L’étang de Thau n’est pas seulement un écosystème fragile : c’est aussi un pôle économique essentiel. La lagune produit chaque année environ 15 000 tonnes d’huîtres, soit près de 10 % de la production nationale, et emploie des centaines de personnes. Or, la mortalité accrue des coquillages pourrait, à terme, compromettre cette filière. Les professionnels du secteur, déjà touchés par les épisodes de mortalité massive en 2022 et 2023, redoutent une nouvelle crise.

« On observe des mortalités localisées, mais significatives », confie un ostréiculteur de Bouzigues, qui travaille dans la lagune depuis plus de vingt ans. « Les pertes sont déjà sensibles, et si la situation persiste, ce sera un coup dur pour toute la profession. » Les acteurs locaux appellent à une meilleure prise en compte de ces enjeux par les pouvoirs publics, alors que les premières alertes remontent à plusieurs semaines déjà.

« C’est une hécatombe invisible sous l’eau. Les gens ne voient pas ce qui se passe sous la surface, mais les conséquences sont bien réelles. »
— Un chercheur de l’Ifremer, cité par Libération

Un écosystème à bout de souffle ?

Au-delà des coquillages, c’est l’ensemble de la chaîne alimentaire qui est perturbé. Les herbiers de posidonie, en déclin, abritent une biodiversité riche, allant des microalgues aux poissons. Leur disparition progressive pourrait avoir des répercussions en cascade, affectant les espèces commerciales et la qualité de l’eau. Les scientifiques soulignent que « la résilience de ces écosystèmes est mise à l’épreuve », alors que les épisodes de canicule marine se multiplient sous l’effet du réchauffement climatique. Pour tenter de limiter les dégâts, les chercheurs de l’Ifremer préconisent un suivi renforcé des paramètres environnementaux, comme la température et le taux d’oxygène. « Nous devons agir vite pour comprendre comment ces écosystèmes vont évoluer », indique un membre de l’équipe. Des solutions d’adaptation, comme la sélection de variétés d’huîtres plus résistantes à la chaleur, sont également à l’étude.

Et maintenant ?

Les prochaines semaines seront déterminantes. Les scientifiques de l’Ifremer prévoient de poursuivre leurs missions jusqu’à la fin de l’été, tandis que les ostréiculteurs attendent des mesures d’urgence pour préserver leur activité. Une réunion est prévue début août avec les autorités locales et les représentants de la filière pour évoquer les pistes d’action, mais aucune décision concrète n’a encore été annoncée. La situation reste donc en suspens, alors que l’étang de Thau incarne, une fois de plus, les défis posés par le changement climatique.
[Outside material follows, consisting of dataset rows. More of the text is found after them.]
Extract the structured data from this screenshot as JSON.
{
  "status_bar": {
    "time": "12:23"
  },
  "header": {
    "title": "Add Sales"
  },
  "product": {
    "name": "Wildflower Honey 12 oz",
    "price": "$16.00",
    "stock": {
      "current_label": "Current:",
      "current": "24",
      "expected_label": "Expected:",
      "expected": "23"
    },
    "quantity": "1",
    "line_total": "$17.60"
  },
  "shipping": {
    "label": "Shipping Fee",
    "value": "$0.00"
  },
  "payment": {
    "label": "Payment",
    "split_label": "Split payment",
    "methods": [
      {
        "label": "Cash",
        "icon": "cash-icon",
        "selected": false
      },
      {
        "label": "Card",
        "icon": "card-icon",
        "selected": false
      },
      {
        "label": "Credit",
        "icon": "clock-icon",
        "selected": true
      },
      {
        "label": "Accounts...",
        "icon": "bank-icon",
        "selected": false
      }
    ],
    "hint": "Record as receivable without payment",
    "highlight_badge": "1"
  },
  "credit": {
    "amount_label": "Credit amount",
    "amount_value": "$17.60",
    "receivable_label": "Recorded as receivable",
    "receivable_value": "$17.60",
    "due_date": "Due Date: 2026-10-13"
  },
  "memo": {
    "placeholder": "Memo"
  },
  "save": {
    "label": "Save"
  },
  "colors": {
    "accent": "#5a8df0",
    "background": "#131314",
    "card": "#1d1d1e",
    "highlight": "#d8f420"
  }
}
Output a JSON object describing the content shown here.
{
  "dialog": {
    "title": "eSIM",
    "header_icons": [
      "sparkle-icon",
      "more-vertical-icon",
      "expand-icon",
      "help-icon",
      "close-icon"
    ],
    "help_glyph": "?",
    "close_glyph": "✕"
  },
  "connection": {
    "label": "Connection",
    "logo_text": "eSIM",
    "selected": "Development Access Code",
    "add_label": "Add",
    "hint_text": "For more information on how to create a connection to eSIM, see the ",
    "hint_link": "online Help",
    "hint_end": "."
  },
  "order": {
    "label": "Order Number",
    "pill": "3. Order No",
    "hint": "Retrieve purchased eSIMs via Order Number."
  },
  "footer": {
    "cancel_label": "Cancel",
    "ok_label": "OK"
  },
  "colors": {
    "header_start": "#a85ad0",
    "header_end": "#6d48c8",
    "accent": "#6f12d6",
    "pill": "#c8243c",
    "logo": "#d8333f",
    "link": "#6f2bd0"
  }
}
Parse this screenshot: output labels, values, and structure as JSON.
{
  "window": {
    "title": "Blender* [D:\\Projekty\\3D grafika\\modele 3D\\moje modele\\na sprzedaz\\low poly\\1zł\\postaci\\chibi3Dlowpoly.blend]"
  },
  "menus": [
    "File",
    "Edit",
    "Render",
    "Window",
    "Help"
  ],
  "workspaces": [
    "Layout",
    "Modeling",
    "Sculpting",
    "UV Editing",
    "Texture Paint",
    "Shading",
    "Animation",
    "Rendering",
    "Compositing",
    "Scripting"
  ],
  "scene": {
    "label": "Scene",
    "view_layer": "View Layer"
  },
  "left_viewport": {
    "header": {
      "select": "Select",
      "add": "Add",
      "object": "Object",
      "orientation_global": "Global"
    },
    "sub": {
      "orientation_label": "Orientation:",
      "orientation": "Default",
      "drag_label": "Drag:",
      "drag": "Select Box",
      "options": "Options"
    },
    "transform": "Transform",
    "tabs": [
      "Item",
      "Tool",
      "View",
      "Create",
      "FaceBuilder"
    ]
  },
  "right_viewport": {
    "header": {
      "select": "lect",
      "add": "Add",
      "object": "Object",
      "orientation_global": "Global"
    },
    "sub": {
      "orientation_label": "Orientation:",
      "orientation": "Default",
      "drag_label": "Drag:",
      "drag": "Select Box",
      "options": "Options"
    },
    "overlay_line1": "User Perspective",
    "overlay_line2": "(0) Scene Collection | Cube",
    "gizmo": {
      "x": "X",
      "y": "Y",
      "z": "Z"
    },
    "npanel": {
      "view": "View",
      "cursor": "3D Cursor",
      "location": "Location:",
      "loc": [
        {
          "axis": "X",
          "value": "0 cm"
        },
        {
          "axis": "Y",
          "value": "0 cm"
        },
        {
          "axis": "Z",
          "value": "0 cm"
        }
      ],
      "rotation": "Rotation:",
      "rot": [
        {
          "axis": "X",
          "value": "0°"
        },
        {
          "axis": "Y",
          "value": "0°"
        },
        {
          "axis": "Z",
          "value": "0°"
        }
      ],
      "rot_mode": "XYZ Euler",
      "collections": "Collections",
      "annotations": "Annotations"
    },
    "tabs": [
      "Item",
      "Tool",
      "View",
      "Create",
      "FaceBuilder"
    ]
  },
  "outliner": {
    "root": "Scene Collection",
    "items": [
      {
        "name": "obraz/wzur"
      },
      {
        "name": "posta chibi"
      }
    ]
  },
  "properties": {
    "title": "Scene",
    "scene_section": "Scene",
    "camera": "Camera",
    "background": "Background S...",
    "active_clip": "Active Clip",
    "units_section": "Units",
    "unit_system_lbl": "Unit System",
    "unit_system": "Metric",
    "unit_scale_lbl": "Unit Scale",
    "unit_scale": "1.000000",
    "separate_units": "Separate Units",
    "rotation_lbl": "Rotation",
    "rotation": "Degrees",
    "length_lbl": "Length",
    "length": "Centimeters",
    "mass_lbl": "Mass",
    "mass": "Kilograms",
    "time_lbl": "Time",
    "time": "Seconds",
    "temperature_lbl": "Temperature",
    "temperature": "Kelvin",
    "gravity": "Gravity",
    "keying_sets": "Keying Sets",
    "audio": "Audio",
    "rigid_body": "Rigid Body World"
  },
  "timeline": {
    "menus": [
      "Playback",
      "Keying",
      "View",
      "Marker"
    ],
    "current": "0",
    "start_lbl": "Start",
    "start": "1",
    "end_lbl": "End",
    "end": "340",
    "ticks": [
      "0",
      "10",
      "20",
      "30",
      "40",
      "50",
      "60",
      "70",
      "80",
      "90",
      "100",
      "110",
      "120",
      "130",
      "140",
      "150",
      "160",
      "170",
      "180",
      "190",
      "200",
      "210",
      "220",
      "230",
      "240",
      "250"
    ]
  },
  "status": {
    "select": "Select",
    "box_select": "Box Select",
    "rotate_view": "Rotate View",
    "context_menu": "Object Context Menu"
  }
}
Face à l’ampleur des perturbations, une question s’impose : ces épisodes de canicule marine vont-ils devenir la norme dans les années à venir ? Pour l’heure, les chercheurs et les professionnels du secteur n’ont d’autre choix que de s’adapter, dans l’attente de conditions plus clémentes.

Les mortalités observées sont principalement attribuées à la canicule marine, qui fait monter les températures de l’eau au-delà des seuils de tolérance des huîtres. À cela s’ajoute une baisse des niveaux d’oxygène dans l’eau, aggravée par la chaleur, ainsi que la sensibilité accrue des coquillages aux maladies en période de stress thermique.